¶ … Hour
Charlotte Perkins Gilman and Kate Chopin wrote their two separate short stories, "The Yellow Wallpaper" and "The Story of an Hour," within two years of each other in the 1890s. Because both of them were dealing with a similar theme, the control of women, there are a number of similarities in their plot, symbolism, characters, and other similar aspects of literature.
In the late 1800s, women had few choices in life. If they decided not to marry or could not find a husband, they had to live at home with their parents, teach, become a nanny or, in at worst, become a prostitute. In both the "Yellow Wallpaper" and "Story of an Hour," the women wanted to change their lives and the control their husbands had over them. At the end of each story, they do break away from society's restraints -- ironically, one through a mental breakdown and the other through death.

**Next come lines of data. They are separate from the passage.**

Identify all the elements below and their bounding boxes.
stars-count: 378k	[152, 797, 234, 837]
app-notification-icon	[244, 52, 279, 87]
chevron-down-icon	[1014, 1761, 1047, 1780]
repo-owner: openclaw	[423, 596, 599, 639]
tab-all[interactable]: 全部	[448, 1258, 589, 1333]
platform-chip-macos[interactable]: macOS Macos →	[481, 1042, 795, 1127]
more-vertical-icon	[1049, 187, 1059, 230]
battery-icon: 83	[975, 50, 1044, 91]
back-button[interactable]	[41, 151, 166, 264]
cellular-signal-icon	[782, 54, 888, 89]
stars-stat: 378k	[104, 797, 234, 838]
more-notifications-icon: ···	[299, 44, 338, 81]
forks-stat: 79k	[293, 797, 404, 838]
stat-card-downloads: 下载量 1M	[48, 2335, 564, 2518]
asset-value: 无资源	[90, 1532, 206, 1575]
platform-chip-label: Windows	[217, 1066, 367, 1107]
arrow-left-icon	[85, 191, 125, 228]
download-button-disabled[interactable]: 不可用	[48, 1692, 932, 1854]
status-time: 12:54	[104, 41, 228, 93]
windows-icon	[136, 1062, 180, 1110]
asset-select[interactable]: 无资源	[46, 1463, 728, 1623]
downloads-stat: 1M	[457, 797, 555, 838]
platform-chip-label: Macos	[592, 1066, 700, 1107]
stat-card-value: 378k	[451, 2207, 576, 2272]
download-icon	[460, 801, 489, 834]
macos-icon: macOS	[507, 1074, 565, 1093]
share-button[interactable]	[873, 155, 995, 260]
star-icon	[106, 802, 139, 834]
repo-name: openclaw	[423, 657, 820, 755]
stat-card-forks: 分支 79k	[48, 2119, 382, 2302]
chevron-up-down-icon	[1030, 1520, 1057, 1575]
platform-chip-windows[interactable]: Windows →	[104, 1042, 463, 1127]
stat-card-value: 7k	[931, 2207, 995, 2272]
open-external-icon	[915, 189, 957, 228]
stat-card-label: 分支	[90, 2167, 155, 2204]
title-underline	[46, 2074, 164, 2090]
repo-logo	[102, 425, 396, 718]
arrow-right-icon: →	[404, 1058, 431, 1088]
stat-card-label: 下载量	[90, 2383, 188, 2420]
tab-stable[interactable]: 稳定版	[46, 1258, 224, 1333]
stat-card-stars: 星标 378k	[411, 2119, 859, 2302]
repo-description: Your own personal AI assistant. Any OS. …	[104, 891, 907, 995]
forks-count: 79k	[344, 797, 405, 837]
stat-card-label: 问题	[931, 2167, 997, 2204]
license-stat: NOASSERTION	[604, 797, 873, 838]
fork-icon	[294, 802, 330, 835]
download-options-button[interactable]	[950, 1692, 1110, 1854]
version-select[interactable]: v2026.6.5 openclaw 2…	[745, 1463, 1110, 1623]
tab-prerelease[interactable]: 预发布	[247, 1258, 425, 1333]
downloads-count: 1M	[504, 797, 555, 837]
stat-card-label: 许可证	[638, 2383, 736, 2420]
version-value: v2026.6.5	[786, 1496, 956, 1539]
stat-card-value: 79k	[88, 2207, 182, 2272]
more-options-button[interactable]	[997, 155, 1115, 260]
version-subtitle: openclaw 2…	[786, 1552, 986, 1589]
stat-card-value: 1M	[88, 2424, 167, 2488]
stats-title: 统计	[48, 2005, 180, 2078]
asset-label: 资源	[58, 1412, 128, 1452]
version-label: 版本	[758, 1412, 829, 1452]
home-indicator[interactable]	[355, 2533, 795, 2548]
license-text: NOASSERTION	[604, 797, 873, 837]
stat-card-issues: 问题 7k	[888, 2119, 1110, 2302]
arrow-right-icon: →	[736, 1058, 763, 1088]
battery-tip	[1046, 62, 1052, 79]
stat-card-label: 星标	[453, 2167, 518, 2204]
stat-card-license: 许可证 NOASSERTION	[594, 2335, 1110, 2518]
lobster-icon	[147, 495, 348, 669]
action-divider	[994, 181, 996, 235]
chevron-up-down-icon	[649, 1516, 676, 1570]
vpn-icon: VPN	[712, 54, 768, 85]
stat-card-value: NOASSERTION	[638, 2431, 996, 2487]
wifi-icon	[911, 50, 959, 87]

Both stories utilize a very similar plot, setting, and symbols to come to their unfortunate endings. Each of the women is described as a very sensitive character, as females were characterized during this era. In the story "Yellow Wallpaper," the female narrator's physician says that she has a "temporary nervous depression," which would have been called post-partum depression today. In "The Story of an Hour," Mrs. Mallard is afflicted with heart trouble. However, these illnesses are not actually why these women are treated as they are. It is because wives and mothers had certain roles to perform and are to behave in specific ways dictated by their husbands and society in general.
Although the (no name) woman in "Yellow Wallpaper" is depressed, writing would have helped her considerably. Many times, people who suffer from depression feel better when they keep journals and are allowed to express themselves. Mrs. Mallard supposedly has a congenital heart problem, but her health problem goes deeper than this. It is caused by the heartache she feels by living in a controlling relationship.
In both stories, the setting is also nearly the same. The women are trapped in one room of a home and enclosed by the four walls and a window that teases them with hope of escape. The narrator in "Yellow Wallpaper" even becomes part of the room itself. At first, she feels something strange about the house and living there and foreshadows what is to come. Meanwhile, she only sees the outdoors through her windows. She says, "I can see the garden, those mysterious deep-shaded arbors, the riotous old-fashioned flowers, and bushes and gnarly trees. Out of another I get a lovely view of the bay and a little private wharf belonging to the estate. There is a beautiful shaded lane that runs down there from the house." She is not only talking about the beauty around her house, but of the freedom she would have if on her own.
Mrs. Mallard, in "Story of an Hour," also sees the beauty of the outdoor world. Her hope is that she will be able to flee through that window and actually go out and "see in the open square before her house the tops of trees that were all aquiver with the new spring life. The delicious breath of rain was in the air." Similar to the narrator in "Yellow Wallpaper," the outdoors symbolizes freedom and escape from society's rules.
Other symbols, besides the house, windows and room, are similar between the two stories, as well. Where a window offers freedom and a hope to break free of confinement, a door symbolizes a means of keeping the outside world away. Ironically, both women actually begin to imprison themselves. The narrator locks the door to keep her husband out. Since she could not flee from the window and the outside world, she makes her room her haven. Likewise, Mrs. Mallard locks the door, so she can look out the window in peace and not be disturbed by those who have imprisoned her:
Josephine was kneeling before the closed door with her lips to the keyhold, imploring for admission. 'Louise, open the door! I beg; open the door -- you will make yourself ill. What are you doing, Louise? For heaven's sake open the door.' 'Go away. I am not making myself ill." No; she was drinking in a very elixir of life through that open window.
At the conclusion of each story, the characters' lives become even worse when the door opens and the outside societal pressures are let in. In "Yellow Wallpaper," the husband finds his wife having a total mental breakdown and becoming lost in the walls that enclose her. She is now controlled by the Yellow Wallpaper instead of the others in the household. In "Story of an Hour," the door likewise opens onto a negative occurrence. Mrs. Mallard sees her husband Brently, and she knows that her hopes for freedom are gone.